While rebuilding might cost upwards of $200,000, Sheehan said, the market value of many homes in the neighborhood was probably no more than $60,000. Other grants could boost the payout under the Road Home program. Still, federal checks written in the Lower Ninth were, given the damage, significantly smaller than those handed out in other neighborhoods.

The delays in restoring utilities and in launching Road Home would prove decisive for many former residents. Even families with the means and the desire to rebuild sometimes chose not to, fearful that the reconstructed levee would not hold.

Darron Burton, 49, fled New Orleans for Wylie, Texas, after Hurricane Katrina. He was relocated because of his job and decided to stay.
Ricky Carioti/The Washington Post

Darron Burton, 49, remembers playing up on the levee when he was small and noticing that the passing ships towered over his house far below.

“You would look at the water and then look back at the land, and you’d go ‘whoa!’ The water level was higher than the street! I was always a little scared,” Burton said. “Every year, you’d have hurricanes and you’d wonder: ‘What if?
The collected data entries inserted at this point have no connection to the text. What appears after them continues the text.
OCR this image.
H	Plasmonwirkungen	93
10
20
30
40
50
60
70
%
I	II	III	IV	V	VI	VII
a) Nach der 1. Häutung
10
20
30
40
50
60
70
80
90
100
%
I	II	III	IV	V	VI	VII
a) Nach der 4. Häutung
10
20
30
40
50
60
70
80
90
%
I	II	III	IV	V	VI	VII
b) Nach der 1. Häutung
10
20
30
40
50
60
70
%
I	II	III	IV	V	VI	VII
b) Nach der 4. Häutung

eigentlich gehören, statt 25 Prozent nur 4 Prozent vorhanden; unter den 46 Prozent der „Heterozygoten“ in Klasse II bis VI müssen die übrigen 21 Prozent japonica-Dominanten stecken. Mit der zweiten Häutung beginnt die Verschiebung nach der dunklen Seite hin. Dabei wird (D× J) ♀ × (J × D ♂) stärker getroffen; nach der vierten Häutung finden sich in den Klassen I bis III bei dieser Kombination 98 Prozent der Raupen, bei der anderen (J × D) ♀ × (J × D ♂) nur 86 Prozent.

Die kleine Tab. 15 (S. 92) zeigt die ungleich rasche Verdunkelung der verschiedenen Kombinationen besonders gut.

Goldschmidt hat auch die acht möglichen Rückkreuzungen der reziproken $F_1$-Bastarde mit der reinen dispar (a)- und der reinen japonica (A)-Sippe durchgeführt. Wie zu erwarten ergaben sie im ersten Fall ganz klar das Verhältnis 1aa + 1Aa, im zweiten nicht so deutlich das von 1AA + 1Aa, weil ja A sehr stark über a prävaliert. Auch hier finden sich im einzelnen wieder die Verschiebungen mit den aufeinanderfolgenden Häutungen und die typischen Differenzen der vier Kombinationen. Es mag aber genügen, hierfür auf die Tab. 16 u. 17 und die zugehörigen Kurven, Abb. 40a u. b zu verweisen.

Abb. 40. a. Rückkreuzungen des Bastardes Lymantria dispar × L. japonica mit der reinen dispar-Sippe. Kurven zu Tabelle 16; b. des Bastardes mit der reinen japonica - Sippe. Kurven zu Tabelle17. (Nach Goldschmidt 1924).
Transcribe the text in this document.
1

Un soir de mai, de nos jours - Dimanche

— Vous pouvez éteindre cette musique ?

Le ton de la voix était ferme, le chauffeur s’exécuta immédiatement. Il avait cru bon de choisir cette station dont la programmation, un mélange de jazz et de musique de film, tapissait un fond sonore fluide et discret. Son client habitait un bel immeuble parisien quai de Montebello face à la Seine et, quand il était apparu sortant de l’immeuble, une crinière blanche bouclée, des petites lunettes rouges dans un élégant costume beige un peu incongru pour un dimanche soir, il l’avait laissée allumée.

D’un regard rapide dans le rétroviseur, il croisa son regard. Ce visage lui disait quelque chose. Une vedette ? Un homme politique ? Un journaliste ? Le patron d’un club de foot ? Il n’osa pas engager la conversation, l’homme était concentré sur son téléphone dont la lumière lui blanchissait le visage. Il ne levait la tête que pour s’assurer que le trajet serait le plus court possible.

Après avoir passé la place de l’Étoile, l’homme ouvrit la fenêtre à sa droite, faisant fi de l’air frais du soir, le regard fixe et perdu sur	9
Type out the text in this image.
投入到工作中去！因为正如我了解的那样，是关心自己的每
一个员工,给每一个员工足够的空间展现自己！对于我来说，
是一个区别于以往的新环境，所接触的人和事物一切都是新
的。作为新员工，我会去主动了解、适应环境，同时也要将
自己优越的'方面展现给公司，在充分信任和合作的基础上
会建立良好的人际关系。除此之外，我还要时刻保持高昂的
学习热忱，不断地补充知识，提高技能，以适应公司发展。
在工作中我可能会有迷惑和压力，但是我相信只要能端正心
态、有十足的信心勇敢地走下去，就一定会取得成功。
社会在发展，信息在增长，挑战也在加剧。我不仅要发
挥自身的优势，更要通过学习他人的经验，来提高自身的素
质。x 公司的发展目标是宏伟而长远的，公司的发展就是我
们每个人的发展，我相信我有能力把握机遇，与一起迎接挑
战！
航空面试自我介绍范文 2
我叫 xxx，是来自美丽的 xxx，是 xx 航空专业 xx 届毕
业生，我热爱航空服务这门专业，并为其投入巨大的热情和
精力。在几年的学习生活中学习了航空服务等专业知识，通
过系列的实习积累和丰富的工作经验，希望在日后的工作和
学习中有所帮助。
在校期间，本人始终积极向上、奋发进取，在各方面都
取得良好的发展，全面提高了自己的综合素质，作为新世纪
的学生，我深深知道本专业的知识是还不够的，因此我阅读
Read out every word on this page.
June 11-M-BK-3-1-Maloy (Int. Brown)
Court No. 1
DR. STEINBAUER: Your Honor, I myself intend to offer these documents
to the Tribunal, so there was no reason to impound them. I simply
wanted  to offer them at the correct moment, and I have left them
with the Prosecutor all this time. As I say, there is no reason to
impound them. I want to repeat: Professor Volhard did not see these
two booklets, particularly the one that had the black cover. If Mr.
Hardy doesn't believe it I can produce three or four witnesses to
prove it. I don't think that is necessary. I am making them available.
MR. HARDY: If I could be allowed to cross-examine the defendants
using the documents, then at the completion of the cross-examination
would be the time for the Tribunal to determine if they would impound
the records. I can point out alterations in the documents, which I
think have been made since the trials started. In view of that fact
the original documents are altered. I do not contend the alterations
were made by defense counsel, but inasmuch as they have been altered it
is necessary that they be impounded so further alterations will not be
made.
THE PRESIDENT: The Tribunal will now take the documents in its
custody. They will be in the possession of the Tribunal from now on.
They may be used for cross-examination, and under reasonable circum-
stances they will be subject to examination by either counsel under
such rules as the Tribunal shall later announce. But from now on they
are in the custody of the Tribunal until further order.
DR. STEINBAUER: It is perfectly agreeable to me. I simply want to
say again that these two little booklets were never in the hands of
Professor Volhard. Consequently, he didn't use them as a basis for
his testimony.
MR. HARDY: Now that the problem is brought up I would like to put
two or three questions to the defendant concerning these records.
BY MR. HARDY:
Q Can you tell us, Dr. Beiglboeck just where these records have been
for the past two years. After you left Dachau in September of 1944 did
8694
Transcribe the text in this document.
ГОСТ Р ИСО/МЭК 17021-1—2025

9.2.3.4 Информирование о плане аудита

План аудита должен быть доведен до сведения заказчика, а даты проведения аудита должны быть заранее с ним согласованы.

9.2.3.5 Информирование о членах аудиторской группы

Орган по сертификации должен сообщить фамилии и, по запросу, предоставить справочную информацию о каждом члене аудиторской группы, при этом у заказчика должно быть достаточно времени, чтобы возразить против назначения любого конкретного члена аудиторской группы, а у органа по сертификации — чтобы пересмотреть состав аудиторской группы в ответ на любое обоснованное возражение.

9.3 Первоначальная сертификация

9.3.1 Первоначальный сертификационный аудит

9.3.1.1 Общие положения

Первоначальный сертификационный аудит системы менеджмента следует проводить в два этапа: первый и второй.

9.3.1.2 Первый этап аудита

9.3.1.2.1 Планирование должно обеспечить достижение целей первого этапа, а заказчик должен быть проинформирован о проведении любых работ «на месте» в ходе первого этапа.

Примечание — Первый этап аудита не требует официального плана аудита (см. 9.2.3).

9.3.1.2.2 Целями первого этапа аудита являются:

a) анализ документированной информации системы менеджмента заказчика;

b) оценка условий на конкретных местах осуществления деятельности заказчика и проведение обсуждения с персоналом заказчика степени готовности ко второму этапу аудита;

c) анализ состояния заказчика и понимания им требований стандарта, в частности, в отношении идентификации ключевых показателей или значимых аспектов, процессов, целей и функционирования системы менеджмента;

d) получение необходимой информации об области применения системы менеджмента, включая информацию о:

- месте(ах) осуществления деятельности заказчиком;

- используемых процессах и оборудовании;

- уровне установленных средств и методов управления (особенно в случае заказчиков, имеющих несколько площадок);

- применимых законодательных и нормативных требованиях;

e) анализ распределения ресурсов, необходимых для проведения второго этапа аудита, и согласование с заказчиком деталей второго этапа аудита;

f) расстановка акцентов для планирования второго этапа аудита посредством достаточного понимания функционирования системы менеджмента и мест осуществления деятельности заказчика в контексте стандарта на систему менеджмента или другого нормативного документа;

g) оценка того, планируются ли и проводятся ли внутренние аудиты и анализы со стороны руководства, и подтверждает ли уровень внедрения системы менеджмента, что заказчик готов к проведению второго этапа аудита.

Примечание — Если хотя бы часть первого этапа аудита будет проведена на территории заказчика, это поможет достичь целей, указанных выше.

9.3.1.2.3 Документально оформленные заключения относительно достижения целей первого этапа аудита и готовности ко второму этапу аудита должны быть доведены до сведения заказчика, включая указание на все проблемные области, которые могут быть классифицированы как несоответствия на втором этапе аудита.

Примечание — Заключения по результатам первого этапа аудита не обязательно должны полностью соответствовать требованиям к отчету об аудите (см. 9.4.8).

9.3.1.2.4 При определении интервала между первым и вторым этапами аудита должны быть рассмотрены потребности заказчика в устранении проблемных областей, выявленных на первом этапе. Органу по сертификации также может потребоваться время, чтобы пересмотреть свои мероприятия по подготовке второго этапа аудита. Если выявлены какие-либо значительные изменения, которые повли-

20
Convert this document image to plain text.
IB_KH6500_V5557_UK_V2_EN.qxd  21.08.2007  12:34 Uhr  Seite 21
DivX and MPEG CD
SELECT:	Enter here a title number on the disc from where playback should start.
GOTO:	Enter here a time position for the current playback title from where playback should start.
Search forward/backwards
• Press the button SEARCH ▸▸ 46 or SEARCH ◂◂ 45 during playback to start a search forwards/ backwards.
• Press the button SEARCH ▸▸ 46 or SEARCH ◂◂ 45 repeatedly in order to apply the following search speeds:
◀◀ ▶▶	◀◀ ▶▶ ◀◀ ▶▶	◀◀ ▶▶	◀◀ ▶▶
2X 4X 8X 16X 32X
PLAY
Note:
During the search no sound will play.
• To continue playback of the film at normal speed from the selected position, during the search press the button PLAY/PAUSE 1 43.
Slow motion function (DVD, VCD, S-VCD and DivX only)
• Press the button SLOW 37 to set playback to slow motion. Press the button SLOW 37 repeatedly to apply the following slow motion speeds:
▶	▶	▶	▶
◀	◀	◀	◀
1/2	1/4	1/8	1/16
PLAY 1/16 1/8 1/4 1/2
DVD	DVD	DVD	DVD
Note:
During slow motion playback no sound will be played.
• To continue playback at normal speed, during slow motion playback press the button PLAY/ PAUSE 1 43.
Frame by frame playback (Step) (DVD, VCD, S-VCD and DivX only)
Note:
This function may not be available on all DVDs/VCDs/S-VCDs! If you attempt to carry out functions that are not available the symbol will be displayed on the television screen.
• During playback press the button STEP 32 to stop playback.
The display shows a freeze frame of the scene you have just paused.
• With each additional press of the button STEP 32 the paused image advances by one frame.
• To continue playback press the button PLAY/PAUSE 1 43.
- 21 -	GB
What if that levee broke?’ ”

When the unthinkable finally came to pass, Burton’s childhood home was washed away. His parents recovered just $5,000 from homeowners’ insurance. They were savers, so they had money to rebuild. But they opted to do it in Baton Rouge, mainly because Burton’s mother was afraid.

Once resettled, Burton’s father seemed depressed. Every few days, the retired longshoreman would hop in the car and drive the hour and a half down Interstate 10 to his old lot, where he would sit on the slab and talk to whomever was around.

In July 2006, less than a year after Katrina hit, William Burton died.

“The doctors say different, but I believe he grieved himself to death,” Darron Burton said. “Everything that was familiar to him was taken.”

Keith and Sharon Allen weathered Katrina with Shamarr’s younger siblings in Oklahoma City. They stayed for more than a year and felt welcome, Keith Allen said. But they also felt homesick. They bought a huge mural of people sipping champagne at a jazz club while a soloist wails on the sax to remind them of home.

“There was nothing like getting back to New Orleans,” Keith Allen, a 60-year-old carpenter, said. “You know how they say, ‘It takes a village?’ That’s what we had here.”

Shamarr had been living elsewhere in New Orleans when Katrina struck. He evacuated to Atlanta but was determined to return.

“If all of us decide, ‘I’m not going back,’ there’s a big old gap,” he said. “And all the out-of-towners will come in and change the sound of New Orleans music.”

Two years ago, Shamarr Allen came up with the idea of free music classes. His parents insisted that he use their house. He sees potential in all his students. Luis Jahuey, 12, already earns as much as $800 a day busking on the tourist-packed sidewalks downtown.

On a recent Tuesday, the youngest of Allen’s students was 10. The oldest, Utopia Francois, was 14, her yellow hoop earrings spinning as she rocked her saxophone. Allen put them through their paces, barking instructions: E flat! D! C sharp!

Keith Allen's son Shamarr teaches music to local children.
Ricky Carioti/The Washington Post

“If you can’t play it slow, you can’t play it … ?” he questioned.

“Fast!” they shouted back in unison.

Blowing the trumpet one-handed, Allen snapped the fingers of his other hand in time to the music. When the session was over, he hugged each child before they climbed into their parents’ waiting cars and drove away.

The noise of their engines faded to nothing.

Left alone in the silence, Allen said he is cautiously optimistic about the future. The Lower Ninth, he noted, has been “untouched by the gentrifiers,” who have descended on other parts of the city. Many lots, though vacant, are still owned by the same families who used to live here. One day, he hopes, they will scrape together the money to rebuild.

When they do, Allen will be waiting.

“You need to be home, passing on the tradition,” he said. “Even if it’s just one person or two people, you need to be there passing it along.”